A 16(b) plaintiff filed a complaint in the SDNY last week seeking to compel an issuer to pay her attorney’s fees for bringing a 16(b) claim to the issuer’s attention even though another plaintiff’s attorney had submitted a demand letter first. The outcome could help determine whether issuers that receive multiple demand letters should negotiate with all of the claimants or only the first one to submit a letter. A more interesting aspect of the case may be what it reveals about how some members of the 16(b) plaintiffs’ bar view one another. I’ll summarize the highlights below, but you might find the full complaint an interesting read.

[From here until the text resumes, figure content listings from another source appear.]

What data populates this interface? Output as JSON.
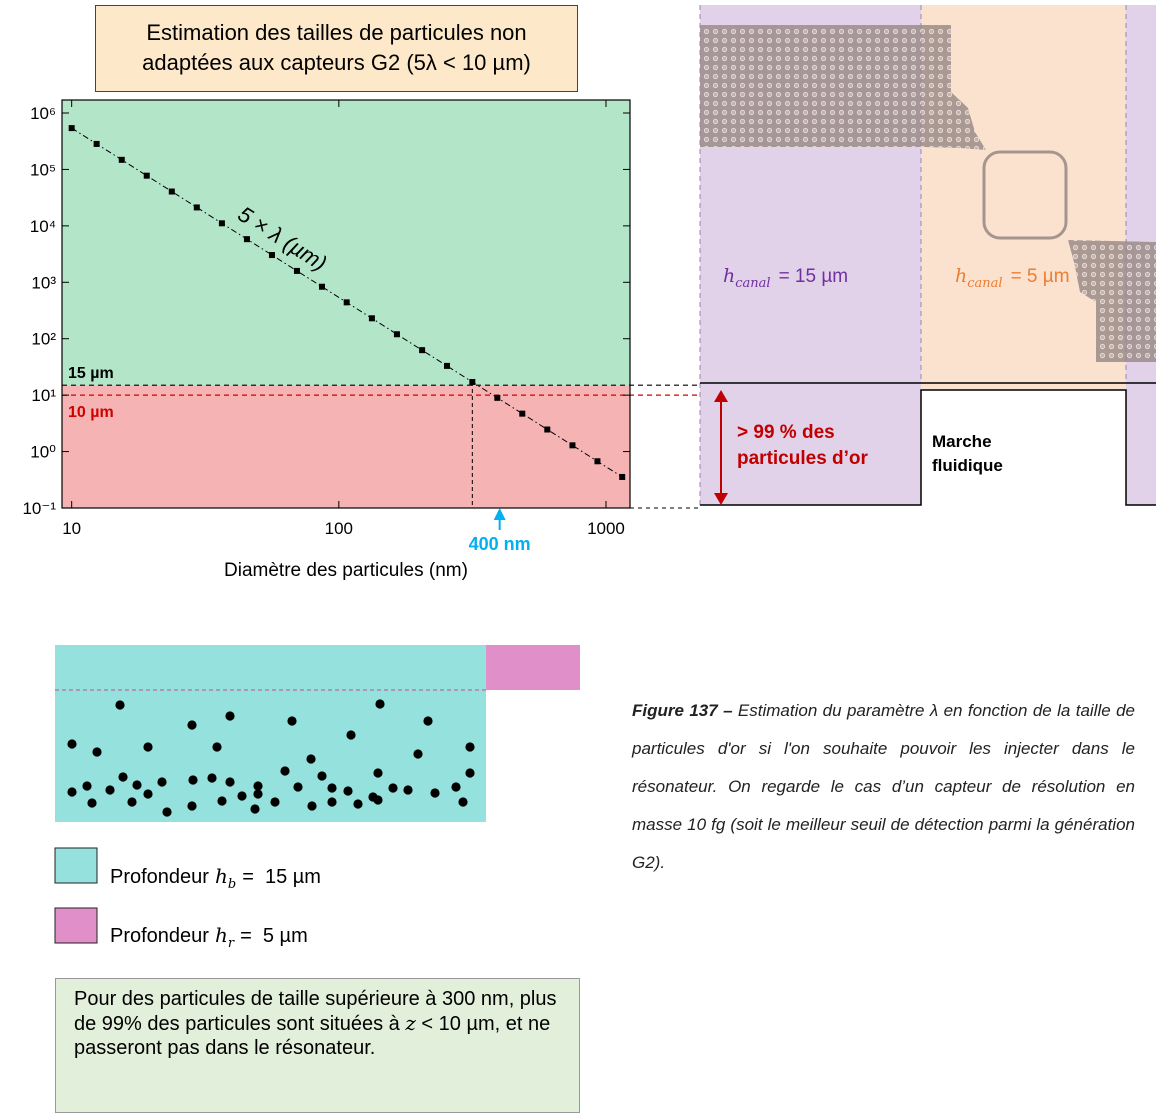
{
  "chart_data": {
    "type": "line",
    "title": "Estimation des tailles de particules non adaptées aux capteurs G2 (5λ < 10 µm)",
    "x_label": "Diamètre des particules (nm)",
    "x_log": true,
    "y_log": true,
    "xlim": [
      9.2,
      1230
    ],
    "ylim": [
      0.1,
      1700000
    ],
    "xticks": [
      10,
      100,
      1000
    ],
    "yticks": [
      {
        "value": 0.1,
        "label": "10⁻¹"
      },
      {
        "value": 1,
        "label": "10⁰"
      },
      {
        "value": 10,
        "label": "10¹"
      },
      {
        "value": 100,
        "label": "10²"
      },
      {
        "value": 1000,
        "label": "10³"
      },
      {
        "value": 10000,
        "label": "10⁴"
      },
      {
        "value": 100000,
        "label": "10⁵"
      },
      {
        "value": 1000000,
        "label": "10⁶"
      }
    ],
    "x": [
      10,
      12.4,
      15.4,
      19.1,
      23.7,
      29.4,
      36.5,
      45.3,
      56.2,
      69.7,
      86.5,
      107,
      133,
      165,
      205,
      254,
      316,
      392,
      486,
      603,
      749,
      929,
      1150
    ],
    "series": [
      {
        "name": "5 × λ (µm)",
        "color": "#000000",
        "values": [
          540000,
          283000,
          148000,
          77500,
          40600,
          21200,
          11100,
          5810,
          3040,
          1590,
          834,
          441,
          230,
          120,
          62.7,
          33.0,
          17.1,
          8.96,
          4.7,
          2.46,
          1.29,
          0.673,
          0.355
        ]
      }
    ],
    "region_colors": [
      "#f5b3b3",
      "#b3e6c9"
    ],
    "thresholds": [
      {
        "label": "15 µm",
        "value": 15,
        "color": "#000000"
      },
      {
        "label": "10 µm",
        "value": 10,
        "color": "#d00000"
      }
    ],
    "marker": {
      "label": "400 nm",
      "x": 400,
      "color": "#00b0f0"
    }
  },
  "diagram": {
    "left_label": {
      "symbol": "h",
      "sub": "canal",
      "text": "= 15 µm"
    },
    "right_label": {
      "symbol": "h",
      "sub": "canal",
      "text": "= 5 µm"
    },
    "arrow_label": [
      "> 99 % des",
      "particules d’or"
    ],
    "step_label": [
      "Marche",
      "fluidique"
    ]
  },
  "legend": [
    {
      "prefix": "Profondeur",
      "symbol": "h",
      "sub": "b",
      "text": "=  15 µm"
    },
    {
      "prefix": "Profondeur",
      "symbol": "h",
      "sub": "r",
      "text": "=  5 µm"
    }
  ],
  "note": [
    "Pour des particules de taille supérieure à 300 nm, plus de 99% des particules sont situées à ",
    "z",
    " < 10 µm, et ne passeront pas dans le résonateur."
  ],
  "caption": {
    "label": "Figure 137 –",
    "text": " Estimation du paramètre λ en fonction de la taille de particules d'or si l'on souhaite pouvoir les injecter dans le résonateur. On regarde le cas d’un capteur de résolution en masse 10 fg (soit le meilleur seuil de détection parmi la génération G2)."
  }
}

The case arose after two plaintiffs’ firms submitted demand letters to an issuer pointing out that a Form 4 filed by a director on March 13 reported the second leg of a short-swing transaction that resulted in a profit of $12,219.45. According to the complaint, filed by James Hunter of Hunter & Kmiec, H&K submitted a demand letter on March 17 but received a response later that day saying that another attorney (alleged to be Richard Canedo of Harrison Legal) had already brought the claim to the issuer’s attention and that the issuer had recovered the full amount of the profit. The issuer did not offer to pay H&K a fee and did not disclose the amount of the fee paid to the first attorney. The complaint alleges that the director’s delivery of the disgorgement check did not occur until hours after H&K submitted its demand letter.
The gist of the complaint is that the issuer would not have recovered the full amount of the profit if H&K had not submitted its letter, and therefore H&K was entitled to a fee (25% of the recovery). Here are some of the allegations on which the claim is based:
Mr. Canedo graduated from law school in 2015 and “has never tried, argued, or filed a civil action.”

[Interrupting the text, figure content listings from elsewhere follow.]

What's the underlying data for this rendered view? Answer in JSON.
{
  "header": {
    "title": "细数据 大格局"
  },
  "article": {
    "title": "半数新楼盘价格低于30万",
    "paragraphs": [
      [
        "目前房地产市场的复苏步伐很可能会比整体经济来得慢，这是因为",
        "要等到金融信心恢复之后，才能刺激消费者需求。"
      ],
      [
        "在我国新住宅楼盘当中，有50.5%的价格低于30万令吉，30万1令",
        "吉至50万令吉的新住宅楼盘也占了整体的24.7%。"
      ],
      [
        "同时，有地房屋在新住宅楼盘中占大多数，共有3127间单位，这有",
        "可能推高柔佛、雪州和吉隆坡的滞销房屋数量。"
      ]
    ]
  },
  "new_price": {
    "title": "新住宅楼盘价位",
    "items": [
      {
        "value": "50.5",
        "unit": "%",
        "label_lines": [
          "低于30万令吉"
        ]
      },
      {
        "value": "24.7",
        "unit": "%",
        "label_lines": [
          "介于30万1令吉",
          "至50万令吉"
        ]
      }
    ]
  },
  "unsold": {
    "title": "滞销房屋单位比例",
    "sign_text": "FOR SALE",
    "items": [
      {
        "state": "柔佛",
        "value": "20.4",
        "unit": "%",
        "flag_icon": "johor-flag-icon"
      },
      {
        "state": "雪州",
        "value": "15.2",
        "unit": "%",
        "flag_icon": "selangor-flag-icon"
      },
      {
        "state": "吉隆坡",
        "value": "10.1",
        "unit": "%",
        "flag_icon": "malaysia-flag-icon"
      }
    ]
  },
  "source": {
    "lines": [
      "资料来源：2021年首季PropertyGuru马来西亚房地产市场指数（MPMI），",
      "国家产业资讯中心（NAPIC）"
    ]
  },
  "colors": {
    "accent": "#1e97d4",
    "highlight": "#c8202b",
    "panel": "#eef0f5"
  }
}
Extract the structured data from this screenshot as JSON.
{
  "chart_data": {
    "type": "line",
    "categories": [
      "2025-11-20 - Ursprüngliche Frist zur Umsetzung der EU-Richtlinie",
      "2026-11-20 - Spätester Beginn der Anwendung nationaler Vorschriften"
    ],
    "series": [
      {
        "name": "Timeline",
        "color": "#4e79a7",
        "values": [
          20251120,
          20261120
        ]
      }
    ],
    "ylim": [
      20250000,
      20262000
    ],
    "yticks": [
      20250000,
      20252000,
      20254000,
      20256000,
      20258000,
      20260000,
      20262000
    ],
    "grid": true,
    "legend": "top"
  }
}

“Mr. Canedo has been known in other matters to offer reductions in disgorgement on the condition that the issuer kick a larger share of the disgorgement back to his firm as an attorney’s fee.”
“Without the diligent and dogged intervention of Plaintiff’s counsel, it is implausible that [the issuer] would have recovered the full amount [the director] owed.”

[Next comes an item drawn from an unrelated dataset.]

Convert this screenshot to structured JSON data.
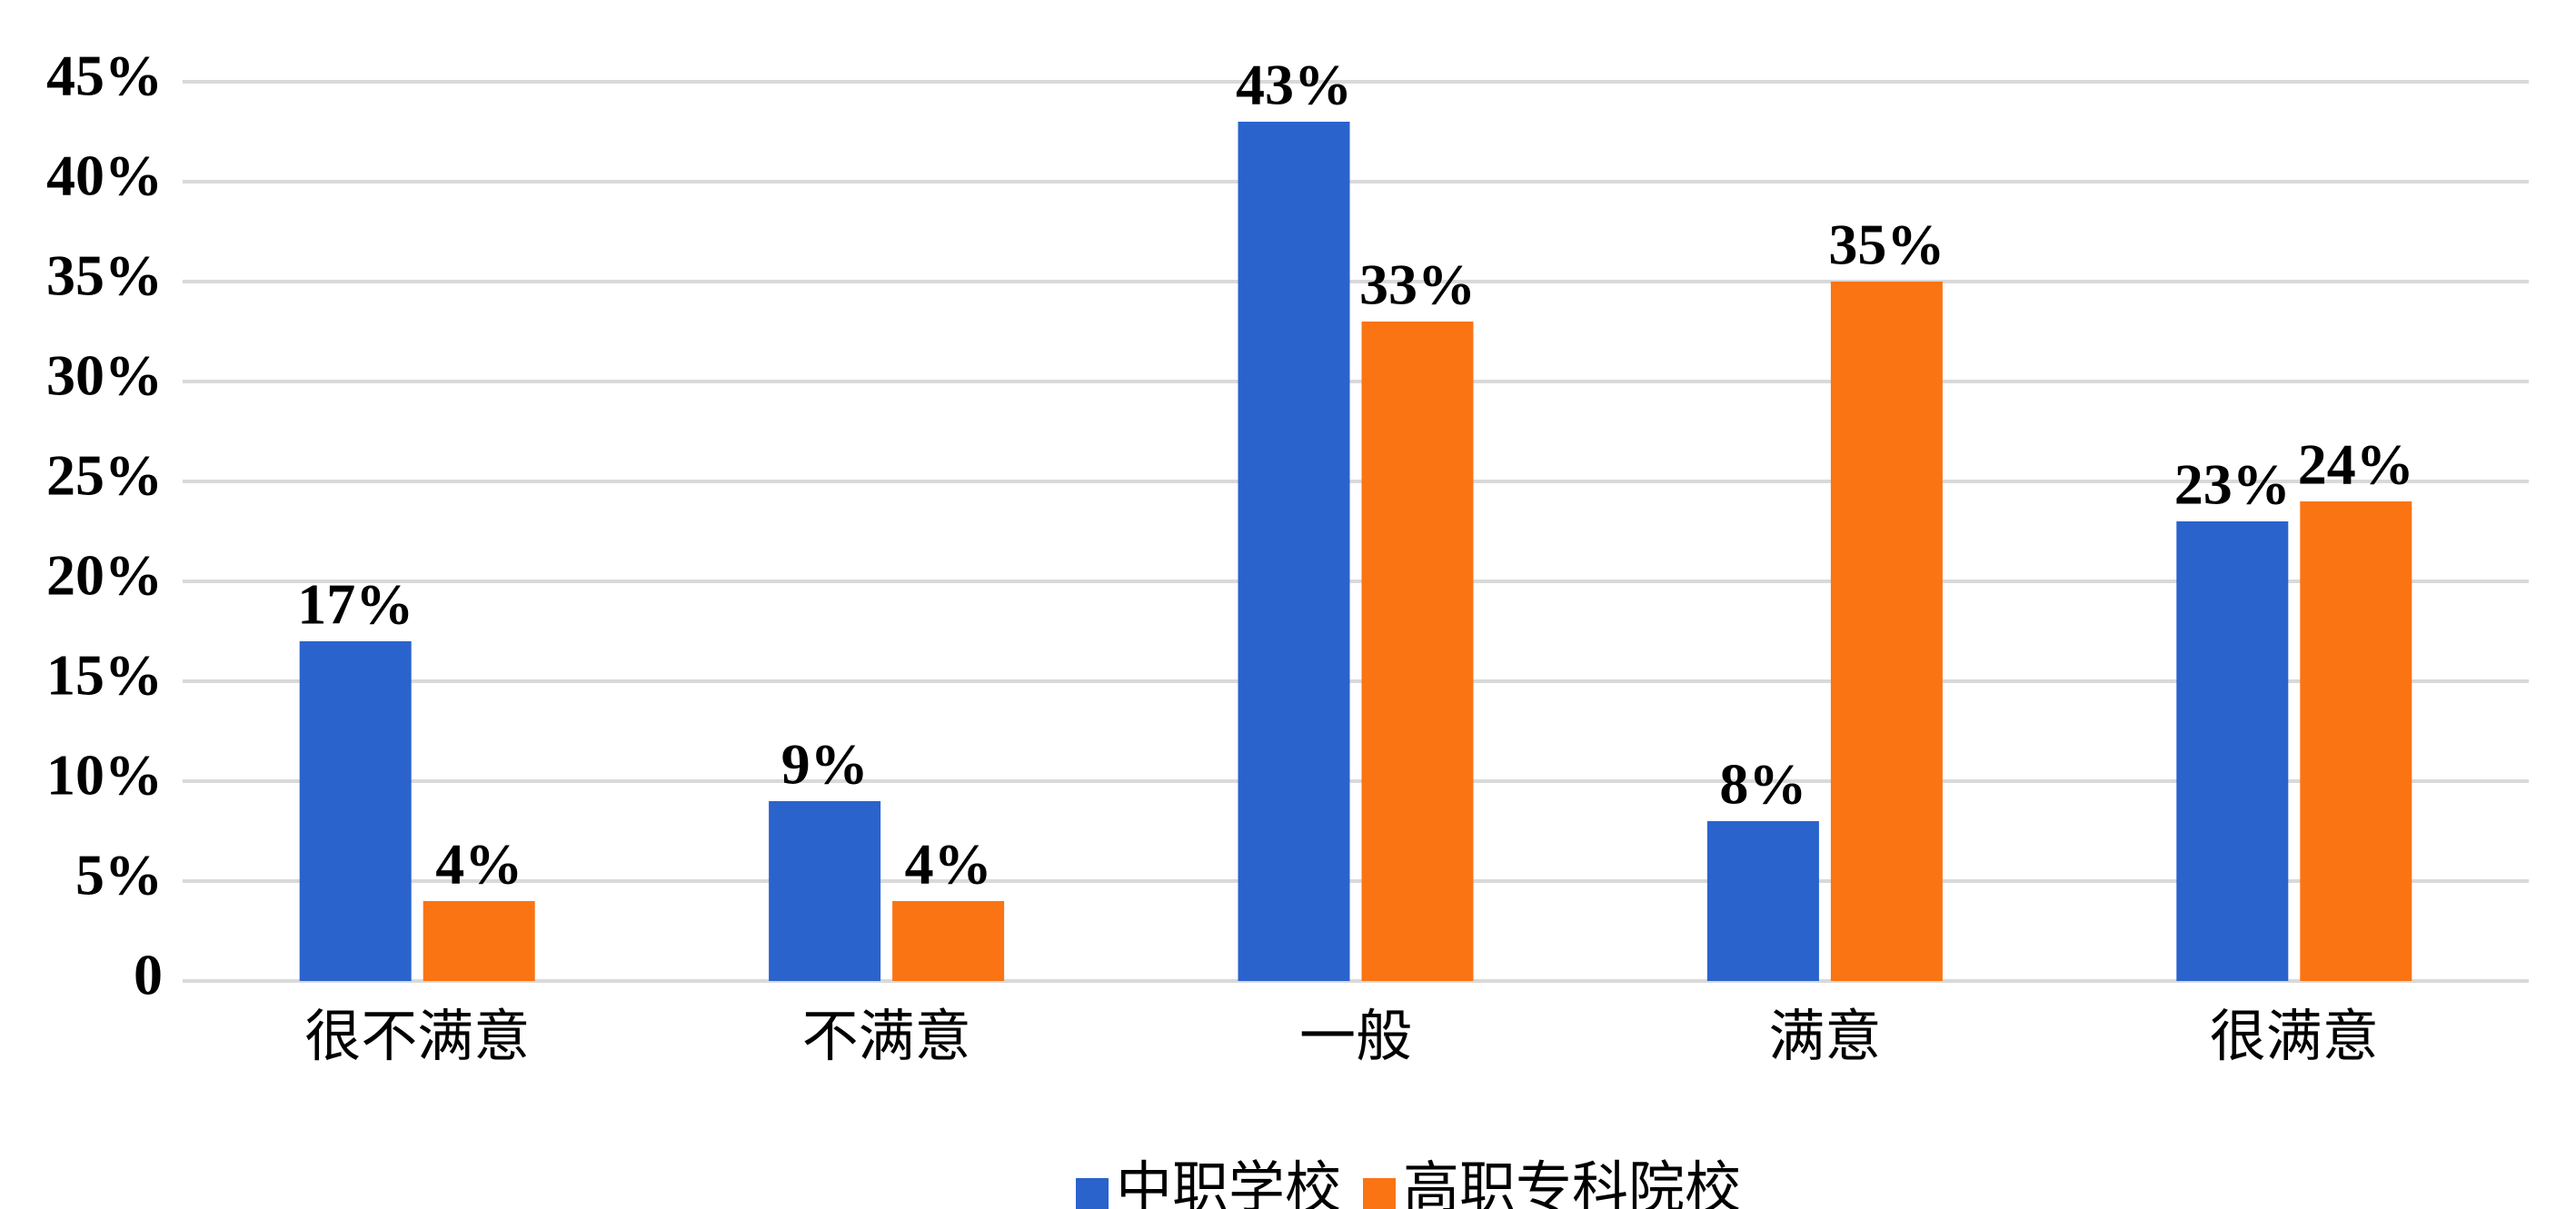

H&K’s demand letter “dashed any prospect of a collusive bargain.”
“[I]t is unlikely that Harrison Legal was paid for wresting the profit from [the director’s] hands. The real reason Harrison Legal was remunerated to the exclusion of Plaintiff’s counsel is that Mr. Canedo named the lowest price to go away.”
It is rare to see disagreements between plaintiffs’ attorneys aired in litigation. This case doesn’t involve much money, so there may be principles at stake.